And then, again, the sounds of silence.
When US Steel announced that the former Stelco plant in Hamilton would be shut down “temporarily”, a lot of people were upset and called for action. This seems to be the first step in the action.
From the Canadian Press, via Yahoo Finance News
The Canadian government is warning U.S. Steel it must live up to production commitments at the former Stelco Inc. plants in Ontario.
Industry Minister Tony Clement said he has sent a ‘demand letter’ to the U.S. giant that it’s temporary shutdown at plants in Hamilton and Nanticoke, Ont., may be in violation of commitments it made when it bought the Canadian steel producer in 2007.
In Clement’s announcement, the minister said the demand letter is the first step in the enforcement process under the Investment Canada Act.
St. Catharines Standard
U. S. Steel Canada is apologetic about its blast furnace belching smoke and coke dust into the air over Hamilton four times in little more than a month.
Spokesman Trevor Harris says the multinational steelmaker that took over Stelco last fall is calling on in-house experts around the world to help local staff and the Ontario Environment Ministry determine what went wrong and how to stop it happening.
‘One of the great benefits of being U. S. Steel Canada (instead of stand-alone Stelco) is that we now have access to expertise from literally around the world to try to rectify the problem.’
And then there were none.
U. S. Steel Canada Inc., formerly Stelco Inc., today announced the completion of the arrangement involving the acquisition by a subsidiary of United States Steel Corporation of all of Stelco Inc.’s outstanding common shares.
So Stelco has been sold. The last Canadian owned steel mill is gone.
From the Stelco web site:
PITTSBURGH and HAMILTON, ON, Aug. 26, 2007 — United States Steel Corporation and Stelco Inc., announced today that they have entered into a definitive agreement pursuant to which U. S. Steel will acquire Stelco for $38.50 (Canadian) in cash per share.
At the beginning of June, Stelco said they were looking for a buyer.
Late last week, this hit the news, but I didn’t get around to reporting it until this week.
Ukraine’s Metinvest confirmed on Friday that it is considering acquiring, or investing in, steelmaker Stelco Inc., but said it has made no firm decision.
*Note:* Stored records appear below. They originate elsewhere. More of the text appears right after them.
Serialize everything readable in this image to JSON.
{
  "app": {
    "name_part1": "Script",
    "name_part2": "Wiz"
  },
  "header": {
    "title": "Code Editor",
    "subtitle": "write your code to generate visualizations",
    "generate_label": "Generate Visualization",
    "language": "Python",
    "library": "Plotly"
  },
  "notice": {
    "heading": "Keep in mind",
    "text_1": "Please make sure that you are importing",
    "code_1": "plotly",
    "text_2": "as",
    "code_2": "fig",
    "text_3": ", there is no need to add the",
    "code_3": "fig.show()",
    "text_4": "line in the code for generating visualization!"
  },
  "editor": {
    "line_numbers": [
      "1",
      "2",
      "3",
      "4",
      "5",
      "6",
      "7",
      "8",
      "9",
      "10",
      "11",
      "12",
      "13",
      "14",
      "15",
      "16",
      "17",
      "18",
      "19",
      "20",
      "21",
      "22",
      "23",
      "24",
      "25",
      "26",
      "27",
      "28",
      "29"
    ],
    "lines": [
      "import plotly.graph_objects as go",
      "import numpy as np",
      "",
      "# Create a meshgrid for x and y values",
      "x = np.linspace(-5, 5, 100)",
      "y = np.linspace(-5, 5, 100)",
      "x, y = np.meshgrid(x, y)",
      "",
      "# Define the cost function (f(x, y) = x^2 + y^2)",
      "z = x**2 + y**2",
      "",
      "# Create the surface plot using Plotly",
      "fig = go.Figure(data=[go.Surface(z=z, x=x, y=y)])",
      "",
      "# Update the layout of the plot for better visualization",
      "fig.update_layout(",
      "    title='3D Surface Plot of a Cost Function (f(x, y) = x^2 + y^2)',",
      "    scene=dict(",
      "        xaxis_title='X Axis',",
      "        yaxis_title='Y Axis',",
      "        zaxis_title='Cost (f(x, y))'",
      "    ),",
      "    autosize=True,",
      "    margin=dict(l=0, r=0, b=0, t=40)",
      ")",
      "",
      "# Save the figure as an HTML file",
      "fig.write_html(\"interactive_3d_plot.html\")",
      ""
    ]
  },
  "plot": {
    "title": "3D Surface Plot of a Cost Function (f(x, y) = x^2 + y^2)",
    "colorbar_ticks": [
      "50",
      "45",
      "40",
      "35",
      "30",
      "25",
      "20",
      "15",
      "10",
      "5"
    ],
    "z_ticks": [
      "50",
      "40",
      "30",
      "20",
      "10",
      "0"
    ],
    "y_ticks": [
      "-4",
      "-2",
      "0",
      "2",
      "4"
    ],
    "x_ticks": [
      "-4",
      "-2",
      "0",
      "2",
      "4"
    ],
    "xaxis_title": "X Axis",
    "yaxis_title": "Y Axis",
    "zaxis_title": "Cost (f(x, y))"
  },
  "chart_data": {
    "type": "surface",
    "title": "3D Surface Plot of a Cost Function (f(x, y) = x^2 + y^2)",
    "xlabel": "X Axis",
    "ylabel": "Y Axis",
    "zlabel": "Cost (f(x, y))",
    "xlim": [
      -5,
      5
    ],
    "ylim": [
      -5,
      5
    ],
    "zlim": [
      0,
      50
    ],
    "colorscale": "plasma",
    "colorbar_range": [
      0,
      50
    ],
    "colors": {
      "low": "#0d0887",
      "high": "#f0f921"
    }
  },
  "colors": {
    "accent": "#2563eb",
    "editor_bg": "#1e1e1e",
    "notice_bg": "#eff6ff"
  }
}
Metinvest’s statement followed a report in the Globe and Mail newspaper, citing unnamed sources, that said officials from Metinvest have toured Stelco facilities in the weeks since the steel company put itself up for sale last month.
Stelco is the only big steelmaker in Canada that is still Canadian-owned.
The Globe’s Report on Business, in addition to reporting more or less the same content, had this interesting few paragraphs part way down their article:
Consolidation has swept aside Stelco’s neighbour Dofasco Inc., Essar’s deal for Algoma closed last month, and shareholders will vote on a $7.7-billion (U.S.) buyout of Ipsco Inc. by Svenskt Steel AB later this month.
Those transactions have helped reduce the number of mid-sized, relatively cheap North American steel assets to three.
They are Stelco, AK Steel Holding Corp. of Middletown, Ohio, and a mill near Baltimore, Md., that Mittal Arcelor, the world’s largest steel maker, has been ordered to sell by the U.S. government.
Of course, consolidation of steel suppliers means lack of competition on the supply side, and makes it very hard for small metal stampers to have a say in their own input costs.